Tractor–based Equipment
It is a self–propelled crawler or wheeled machine used to exert a push or pull force through mounted equipment. It is designed either as attachments to normal tracked or wheeled tractors or as machines in which the earth moving attachments and the tractor are designed as a single integrated unit. A tractor, which is hydraulically operated, can be rigged as:


  • Loaders: It is used for loading, light dozing, scraping and grabbing operations, lifting and transporting the materials (loose earth, rubble, sand, gravel aggregate etc) at various sites through forward motion of the machine.
  • Tractor Shovel: This consists of a tipping bucket at the front attached by strong pivoted arms or booms to the frame of the machine. It is used for stripping top soil, excavating against a face, bulldozing and for loading spoil or loose materials. It is similar to crawler dipper-shovel.
  • Trench Digger: It operates on the same principle as a backhoe excavator except that the bucket is controlled by hydraulic rams instead of cables and pulleys.
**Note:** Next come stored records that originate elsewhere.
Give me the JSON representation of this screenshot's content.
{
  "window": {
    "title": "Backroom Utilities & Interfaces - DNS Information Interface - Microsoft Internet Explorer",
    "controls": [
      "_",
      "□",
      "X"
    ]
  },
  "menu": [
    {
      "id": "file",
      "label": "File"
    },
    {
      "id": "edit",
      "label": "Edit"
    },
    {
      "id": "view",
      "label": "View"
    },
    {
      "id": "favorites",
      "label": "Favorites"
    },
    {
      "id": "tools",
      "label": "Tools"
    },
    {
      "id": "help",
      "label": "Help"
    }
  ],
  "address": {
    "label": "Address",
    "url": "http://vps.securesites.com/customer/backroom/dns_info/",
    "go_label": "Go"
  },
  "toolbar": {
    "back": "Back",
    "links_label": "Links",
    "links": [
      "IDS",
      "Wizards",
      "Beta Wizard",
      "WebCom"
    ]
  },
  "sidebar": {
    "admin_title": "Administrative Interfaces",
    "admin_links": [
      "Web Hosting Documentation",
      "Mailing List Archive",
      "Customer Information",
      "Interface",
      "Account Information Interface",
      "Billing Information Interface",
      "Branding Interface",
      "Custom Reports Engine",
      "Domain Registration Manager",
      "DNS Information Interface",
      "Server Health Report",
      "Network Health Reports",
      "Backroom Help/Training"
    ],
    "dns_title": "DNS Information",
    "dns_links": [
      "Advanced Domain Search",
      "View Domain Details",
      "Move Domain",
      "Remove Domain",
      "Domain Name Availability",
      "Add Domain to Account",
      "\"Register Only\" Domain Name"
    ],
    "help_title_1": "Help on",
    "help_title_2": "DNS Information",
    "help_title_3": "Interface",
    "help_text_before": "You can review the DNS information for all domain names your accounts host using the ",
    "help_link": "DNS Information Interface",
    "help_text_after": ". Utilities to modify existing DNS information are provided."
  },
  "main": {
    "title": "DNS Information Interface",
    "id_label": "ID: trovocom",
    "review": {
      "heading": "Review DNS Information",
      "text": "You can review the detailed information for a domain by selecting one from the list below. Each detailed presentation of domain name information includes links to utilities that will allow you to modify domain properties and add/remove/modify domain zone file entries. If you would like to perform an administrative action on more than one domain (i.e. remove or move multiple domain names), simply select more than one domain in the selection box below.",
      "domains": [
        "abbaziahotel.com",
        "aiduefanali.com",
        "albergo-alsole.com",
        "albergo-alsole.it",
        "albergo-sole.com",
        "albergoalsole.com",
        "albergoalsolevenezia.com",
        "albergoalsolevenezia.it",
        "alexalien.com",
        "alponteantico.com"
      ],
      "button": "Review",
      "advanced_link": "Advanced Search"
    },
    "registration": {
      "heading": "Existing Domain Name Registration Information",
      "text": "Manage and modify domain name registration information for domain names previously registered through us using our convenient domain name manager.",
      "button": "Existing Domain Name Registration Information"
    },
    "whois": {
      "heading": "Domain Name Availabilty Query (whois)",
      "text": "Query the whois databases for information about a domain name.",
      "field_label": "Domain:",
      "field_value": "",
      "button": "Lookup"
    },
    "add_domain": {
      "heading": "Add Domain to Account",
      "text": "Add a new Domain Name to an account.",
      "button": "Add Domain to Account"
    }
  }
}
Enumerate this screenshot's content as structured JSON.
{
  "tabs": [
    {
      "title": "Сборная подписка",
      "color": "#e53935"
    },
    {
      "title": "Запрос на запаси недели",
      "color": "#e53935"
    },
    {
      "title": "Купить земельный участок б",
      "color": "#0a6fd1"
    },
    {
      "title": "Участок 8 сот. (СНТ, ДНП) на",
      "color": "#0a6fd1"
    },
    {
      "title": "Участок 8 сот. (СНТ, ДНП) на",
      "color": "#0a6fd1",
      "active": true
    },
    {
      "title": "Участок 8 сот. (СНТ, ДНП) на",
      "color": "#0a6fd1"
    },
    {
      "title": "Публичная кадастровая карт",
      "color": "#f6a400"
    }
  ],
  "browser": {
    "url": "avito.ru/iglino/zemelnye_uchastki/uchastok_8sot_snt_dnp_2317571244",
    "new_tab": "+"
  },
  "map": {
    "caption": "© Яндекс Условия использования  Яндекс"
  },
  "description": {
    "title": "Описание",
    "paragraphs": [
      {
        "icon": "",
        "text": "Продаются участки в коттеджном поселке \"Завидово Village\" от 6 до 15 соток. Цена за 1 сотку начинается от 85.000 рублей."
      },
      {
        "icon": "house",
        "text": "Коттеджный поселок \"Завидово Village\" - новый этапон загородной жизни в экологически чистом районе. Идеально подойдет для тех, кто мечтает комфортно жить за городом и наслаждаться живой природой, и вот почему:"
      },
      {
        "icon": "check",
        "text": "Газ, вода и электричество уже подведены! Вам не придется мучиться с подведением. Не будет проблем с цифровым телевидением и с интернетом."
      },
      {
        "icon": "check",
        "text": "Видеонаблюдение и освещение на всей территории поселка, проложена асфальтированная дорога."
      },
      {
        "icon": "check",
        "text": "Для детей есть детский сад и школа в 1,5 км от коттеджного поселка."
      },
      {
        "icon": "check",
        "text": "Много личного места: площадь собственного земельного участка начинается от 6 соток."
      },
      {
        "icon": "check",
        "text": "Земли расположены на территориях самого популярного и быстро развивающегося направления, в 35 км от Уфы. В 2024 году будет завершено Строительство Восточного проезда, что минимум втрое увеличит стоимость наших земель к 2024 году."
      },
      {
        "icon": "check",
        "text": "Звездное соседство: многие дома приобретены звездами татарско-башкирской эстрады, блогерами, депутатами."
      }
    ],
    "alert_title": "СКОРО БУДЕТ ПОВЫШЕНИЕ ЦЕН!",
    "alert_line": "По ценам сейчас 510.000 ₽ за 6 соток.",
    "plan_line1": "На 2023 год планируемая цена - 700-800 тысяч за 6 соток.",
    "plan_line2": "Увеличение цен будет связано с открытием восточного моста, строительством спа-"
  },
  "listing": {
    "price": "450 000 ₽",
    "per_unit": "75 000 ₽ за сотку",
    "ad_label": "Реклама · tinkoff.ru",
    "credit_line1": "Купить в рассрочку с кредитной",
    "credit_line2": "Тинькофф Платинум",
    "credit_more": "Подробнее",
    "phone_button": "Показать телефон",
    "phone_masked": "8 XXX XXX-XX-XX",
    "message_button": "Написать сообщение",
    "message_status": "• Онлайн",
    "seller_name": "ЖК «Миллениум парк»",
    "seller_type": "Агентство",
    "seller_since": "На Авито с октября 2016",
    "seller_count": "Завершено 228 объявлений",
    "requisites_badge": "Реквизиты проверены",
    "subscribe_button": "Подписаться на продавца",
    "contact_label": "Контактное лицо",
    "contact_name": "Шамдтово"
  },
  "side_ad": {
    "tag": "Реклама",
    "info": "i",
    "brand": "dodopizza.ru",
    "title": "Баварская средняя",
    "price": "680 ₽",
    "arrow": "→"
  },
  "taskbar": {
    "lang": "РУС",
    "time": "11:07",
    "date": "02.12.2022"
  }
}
  • Scraper: Scrapers provide unique capability to excavate, load, haul and dump materials. Scrapers are available in various capacities by a number of manufacturers with options such as self – loading with elevators, twin engines or push-pull capability. They are cost effective where the haul distance is too long for bulldozers, yet too short for trucks. This distance typically ranges from 120 m to 1200 m; however, the economics should be evaluated for each project.Scraper has an open bowl with a cutting edge positioned between the axles, which cuts, loads, transports, discharges and spreads through forward motion of the machine. Loading through forward motion of the machine can be assisted by a powered mechanism (elevator) fixed to the scraper bowl.
  • Bulldozer and Angle-dozer: The most common equipment used for clearing and levelling activities is a bulldozer. The terms bulldozer is used to define a tractor mounted with a dozing blade.The bulldozer consists of a rectangular steel blade with renewable cutting edge set at right angles (capable of only tilting but not angling) to the direction of travel and attached by steel arms to the side frames of a crawler tractor. It may be used for excavating natural soil or for moving loose soil or debris, which is pushed forward as the tractor forces it ahead.
  • Angle dozer is capable of both tilting and angling
Transporting Equipment
This implies horizontal movement primarily but it can involve some vertical movement too.
  • Dumpers: These are self-propelled wheeled machines, having an open body. It is designed for the transport of excavated materials and consists of a shallow tipping hopper or skip mounted on a wheeled chassis, such as, power barrow, dumper, multi-skip dumpers, high discharge dumpers, dump truck, etc. These can be rear dump, side dump or bottom dump.
  • Vibratory Roller: It is a single Drum Vibratory Roller for compaction of embankments, etc. The smooth drum version is for compaction of granular and mixed soil. The sheep foot Roller consists of a hallow cylindrical steel drum or drums on which projecting feet are mounted. These feet penetrate into the fill as a roller moves forward and cause compaction. The geometry of the foot may be sheep, club pyramid, cone or cylinder foot. Such rollers are employed for compaction (densification) of cohesive and semi-cohesive soils.